# Moebius Forgotten Prisoner



## krlee (Oct 23, 2016)

A quick weekend build that I just finished:


----------



## Zombie_61 (Apr 21, 2004)

Weekend build? Jeez, the last time I built one of these it took almost that long just to fill the ejector pin marks and carve the detail back into the hands and feet. :lol:

Nice work! :thumbsup::thumbsup:


----------



## Milton Fox Racing (May 27, 2014)

Nice work. :cheers2:


----------



## djmadden99 (Dec 23, 2008)

Nice take on him! I get tired of the same brown suit...and he also looks like he has some age to him.


----------



## krlee (Oct 23, 2016)

djmadden99 said:


> Nice take on him! I get tired of the same brown suit...and he also looks like he has some age to him.


It is strange, but the suit is black with light gray and white drybrushing but the camera sees the drybrushing as shades of blue.


----------



## pob63 (Jan 2, 2008)

krlee said:


> A quick weekend build that I just finished:


Nice job on a classic kit! That was definitely a weekend well spent. This was a childhood favorite of mine and definitely on my "to do" list.

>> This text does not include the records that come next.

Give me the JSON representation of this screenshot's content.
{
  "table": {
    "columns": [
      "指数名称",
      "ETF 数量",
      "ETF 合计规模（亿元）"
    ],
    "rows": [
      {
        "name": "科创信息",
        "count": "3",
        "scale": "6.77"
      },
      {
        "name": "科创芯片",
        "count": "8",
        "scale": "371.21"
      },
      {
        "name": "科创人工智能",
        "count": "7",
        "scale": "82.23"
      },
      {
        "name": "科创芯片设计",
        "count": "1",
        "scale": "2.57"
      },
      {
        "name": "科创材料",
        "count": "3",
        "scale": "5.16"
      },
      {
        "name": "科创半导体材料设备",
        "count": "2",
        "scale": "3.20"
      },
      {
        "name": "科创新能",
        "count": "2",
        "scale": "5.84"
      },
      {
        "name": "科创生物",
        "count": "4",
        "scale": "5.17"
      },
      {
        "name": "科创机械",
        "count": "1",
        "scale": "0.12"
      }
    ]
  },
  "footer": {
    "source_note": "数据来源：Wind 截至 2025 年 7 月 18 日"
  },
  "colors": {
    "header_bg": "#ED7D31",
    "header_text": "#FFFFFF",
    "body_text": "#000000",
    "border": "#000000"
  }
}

What colors and brands of paint did you use? Any more images to share?


----------



## krlee (Oct 23, 2016)

pob63 said:


> Nice job on a classic kit! That was definitely a weekend well spent. This was a childhood favorite of mine and definitely on my "to do" list. What colors and brands of paint did you use? Any more images to share?


I used Testors Flat Black on the figure's suit, the base, rats, snake, spider and wall. I painted all of the bones with Apple Barrel Antique Parchment Matte Acrylic Paint. I drybrushed Model Master Rust on all of the chains, shackles and bars. The base (wall and floor) was drybrushed first with Testors brown, Model Master Dark flesh, Model Master Light Ghost Gray, and Testors Flat White. Testors Flat White was used on the Prisoner's shirt and Tamiya Flat Red on the sash. The Prisoner was drybrushed with the Light Ghost Gray and White. The rats were drybrushed with Flat brown and Light Ghost gray, The tails were painted with Dark Flesh. I overcoated the tails with Tamiya smoke to make them dirty. The bones and Prisoner's shirt were also coated with the smoke to give them the aged look. I also coated the wall and floor with the smoke. The snake's eyes and mouth were painted with the Tamiya red, the fangs picked out in flat white and then the entire snake was coated with the clear smoke. The antique parchment was used to paint the leg stripes on the spider, it was then drybrushed lightly with the brown color. Everything except the snake was sprayed with Testor's dullcoat. I noticed in the picture I need to go back and pick out the rat's eyes with a drop of the smoke.
Unfortunately, I did not make a build log for this, I just threw it together on friday night and spent the rest of the weekend painting it.


----------



## pob63 (Jan 2, 2008)

Thanks for the info, because I'm just as interested in a modeler's process as I am in his results. Your end result demonstrates the incredible amount of detail that can drawn from an "out-of-the-box" build through a competent and well executed paint job. I hope you'll be submitting a few more images.


----------



## krlee (Oct 23, 2016)

pob63 said:


> Thanks for the info, because I'm just as interested in a modeler's process as I am in his results. Your end result demonstrates the incredible amount of detail that can drawn from an "out-of-the-box" build through a competent and well executed paint job. I hope you'll be submitting a few more images.


Here are a few more showing some of the details a little better.


----------



## Dr. Brad (Oct 5, 1999)

Great work on this. Man. I wish I could be that productive on a weekend!


----------



## StarshipClass (Aug 13, 2003)

Some of the best rust effects on those chains that I've ever seen. :thumbsup:


----------